Bottom line: This is CDH territory, but there are things needed to get this far that may not be
instantly available.
Accession
When the paleography site wants to include a new manuscript for transcribing, it will need to
create one of three links:
1. On the fly project creation
○ The use case for this is only to create the official transcriptions or for a user to
start work on an untranscribed, but discoverable manuscript.

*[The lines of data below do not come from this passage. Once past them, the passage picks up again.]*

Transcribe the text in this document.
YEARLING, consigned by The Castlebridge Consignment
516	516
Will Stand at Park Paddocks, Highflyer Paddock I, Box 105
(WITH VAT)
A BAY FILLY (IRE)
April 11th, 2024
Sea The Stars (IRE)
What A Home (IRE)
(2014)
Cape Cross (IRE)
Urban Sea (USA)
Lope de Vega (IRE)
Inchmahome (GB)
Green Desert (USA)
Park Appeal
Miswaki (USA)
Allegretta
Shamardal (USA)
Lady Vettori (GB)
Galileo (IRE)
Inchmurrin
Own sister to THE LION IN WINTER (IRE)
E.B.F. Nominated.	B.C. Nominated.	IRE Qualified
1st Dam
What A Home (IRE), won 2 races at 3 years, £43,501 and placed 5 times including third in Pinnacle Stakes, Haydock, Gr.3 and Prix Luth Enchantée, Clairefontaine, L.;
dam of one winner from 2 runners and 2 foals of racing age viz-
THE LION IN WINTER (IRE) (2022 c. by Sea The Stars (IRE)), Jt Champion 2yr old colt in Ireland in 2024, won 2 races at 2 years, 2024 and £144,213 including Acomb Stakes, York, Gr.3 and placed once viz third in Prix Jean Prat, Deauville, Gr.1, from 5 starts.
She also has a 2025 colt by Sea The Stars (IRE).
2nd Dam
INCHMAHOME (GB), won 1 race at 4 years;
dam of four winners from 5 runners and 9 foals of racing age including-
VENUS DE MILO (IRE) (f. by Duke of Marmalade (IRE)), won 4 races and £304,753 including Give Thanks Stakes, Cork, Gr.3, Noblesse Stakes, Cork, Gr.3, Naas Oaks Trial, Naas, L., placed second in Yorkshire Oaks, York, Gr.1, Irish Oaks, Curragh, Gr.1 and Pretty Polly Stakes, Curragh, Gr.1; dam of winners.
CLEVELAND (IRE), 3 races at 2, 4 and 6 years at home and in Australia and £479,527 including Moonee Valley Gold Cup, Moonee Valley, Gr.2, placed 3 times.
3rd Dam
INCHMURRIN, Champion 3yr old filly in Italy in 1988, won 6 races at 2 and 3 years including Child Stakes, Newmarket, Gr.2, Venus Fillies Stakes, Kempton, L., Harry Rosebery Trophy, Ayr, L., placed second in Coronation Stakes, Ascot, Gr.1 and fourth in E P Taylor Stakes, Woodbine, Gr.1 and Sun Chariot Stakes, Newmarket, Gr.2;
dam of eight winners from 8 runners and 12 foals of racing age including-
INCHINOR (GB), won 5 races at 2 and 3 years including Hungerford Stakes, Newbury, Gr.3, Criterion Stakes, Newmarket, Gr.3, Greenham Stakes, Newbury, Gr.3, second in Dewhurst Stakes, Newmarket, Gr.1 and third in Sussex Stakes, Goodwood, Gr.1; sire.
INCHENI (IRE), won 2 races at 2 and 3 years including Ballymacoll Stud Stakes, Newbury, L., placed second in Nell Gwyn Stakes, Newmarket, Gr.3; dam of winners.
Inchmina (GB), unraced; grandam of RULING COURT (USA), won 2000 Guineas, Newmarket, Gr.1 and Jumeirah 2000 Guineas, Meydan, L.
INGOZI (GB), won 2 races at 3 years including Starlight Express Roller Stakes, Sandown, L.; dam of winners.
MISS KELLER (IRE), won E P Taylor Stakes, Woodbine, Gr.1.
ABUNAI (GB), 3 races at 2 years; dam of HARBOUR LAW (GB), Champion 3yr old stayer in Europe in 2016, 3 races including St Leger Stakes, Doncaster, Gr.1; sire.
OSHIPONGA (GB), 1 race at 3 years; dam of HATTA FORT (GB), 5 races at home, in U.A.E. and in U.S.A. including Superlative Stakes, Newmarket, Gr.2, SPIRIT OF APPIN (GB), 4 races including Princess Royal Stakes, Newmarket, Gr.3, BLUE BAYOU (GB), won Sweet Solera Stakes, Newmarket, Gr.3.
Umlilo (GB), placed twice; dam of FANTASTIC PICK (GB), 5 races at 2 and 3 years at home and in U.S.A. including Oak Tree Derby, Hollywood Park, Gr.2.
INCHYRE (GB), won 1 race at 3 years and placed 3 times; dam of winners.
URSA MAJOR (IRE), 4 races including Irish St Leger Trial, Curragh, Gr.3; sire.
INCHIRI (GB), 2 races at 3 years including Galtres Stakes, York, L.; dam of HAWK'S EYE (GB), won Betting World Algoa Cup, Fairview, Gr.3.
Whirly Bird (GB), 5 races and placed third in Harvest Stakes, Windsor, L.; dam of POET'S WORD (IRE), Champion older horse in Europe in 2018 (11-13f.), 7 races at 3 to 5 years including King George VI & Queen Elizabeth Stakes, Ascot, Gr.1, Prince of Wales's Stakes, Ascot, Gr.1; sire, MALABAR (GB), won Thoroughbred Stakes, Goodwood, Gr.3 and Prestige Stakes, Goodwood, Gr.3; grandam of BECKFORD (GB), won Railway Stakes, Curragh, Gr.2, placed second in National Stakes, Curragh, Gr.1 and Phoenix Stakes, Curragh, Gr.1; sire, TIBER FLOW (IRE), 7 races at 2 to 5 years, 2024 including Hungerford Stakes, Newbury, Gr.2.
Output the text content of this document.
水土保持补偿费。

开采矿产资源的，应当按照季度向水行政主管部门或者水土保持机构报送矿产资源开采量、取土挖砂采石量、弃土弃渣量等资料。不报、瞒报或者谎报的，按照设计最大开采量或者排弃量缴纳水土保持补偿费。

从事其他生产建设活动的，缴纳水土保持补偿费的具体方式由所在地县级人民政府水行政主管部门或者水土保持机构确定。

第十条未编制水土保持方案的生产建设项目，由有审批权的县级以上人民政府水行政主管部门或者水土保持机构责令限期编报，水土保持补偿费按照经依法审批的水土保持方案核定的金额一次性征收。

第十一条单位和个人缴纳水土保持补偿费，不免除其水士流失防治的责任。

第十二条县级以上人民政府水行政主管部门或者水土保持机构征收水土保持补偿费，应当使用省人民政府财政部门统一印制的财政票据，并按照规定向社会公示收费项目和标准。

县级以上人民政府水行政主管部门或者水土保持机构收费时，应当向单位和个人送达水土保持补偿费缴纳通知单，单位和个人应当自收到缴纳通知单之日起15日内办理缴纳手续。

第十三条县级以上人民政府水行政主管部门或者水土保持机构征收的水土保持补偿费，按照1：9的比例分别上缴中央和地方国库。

○ Send T-PEN a new sc:Manifest JSON object request that includes a label
(unless this is generated from metadata), a metadata URI, and an ordered list of
labelled images.
○ In a perfect world, this would be a skeletal, but otherwise well-formed sc:Manifest
object so that T-PEN can simply extend it and return it when further URIs are
minted.
○ The user is then passed into T-PEN with this new Manifest displayed as their
new project.
2. Copy a project for transcription practice
○ Most users will follow this path to get into transcription.
4. ○ Send T-PEN an existing sc:Manifest URI (such as the official transcription) with a
copy request.
○ T-PEN creates a new manifest for the users project with the same sequence,
labels, images, and lines, but without the transcription data.
○ Nothing is passed back to the paleography site.
○ The user starts a new project in T-PEN, related to the original in case they want
to check their transcription work.
3. Work on a public project
○ Newberry can decide how heavily this is encouraged, but it is easy to do and
may be a good way to crowd-source some transcriptions or line annotations.
○ Send T-PEN an existing sc:Manifest URI (such as the official transcription).
○ The user is authenticated and begins to transcribe on the public project as
permissions allow. (This will not break the official transcription.)
Bottom line: If T-PEN is the gatekeeper for the new sc:Manifest URIs, it will have to let Islandora
know what it has minted (or agree to a strict convention) and Islandora will have to mint a URI
for the manuscript metadata and construct something very manifest-esque to request its
creation. If Islandora stores the whole manifest, T-PEN will have to let it know what URIs have
been created for every new sc:Canvas in the sequence. There is no good case for canvases or
annotations being stored outside of T-PEN.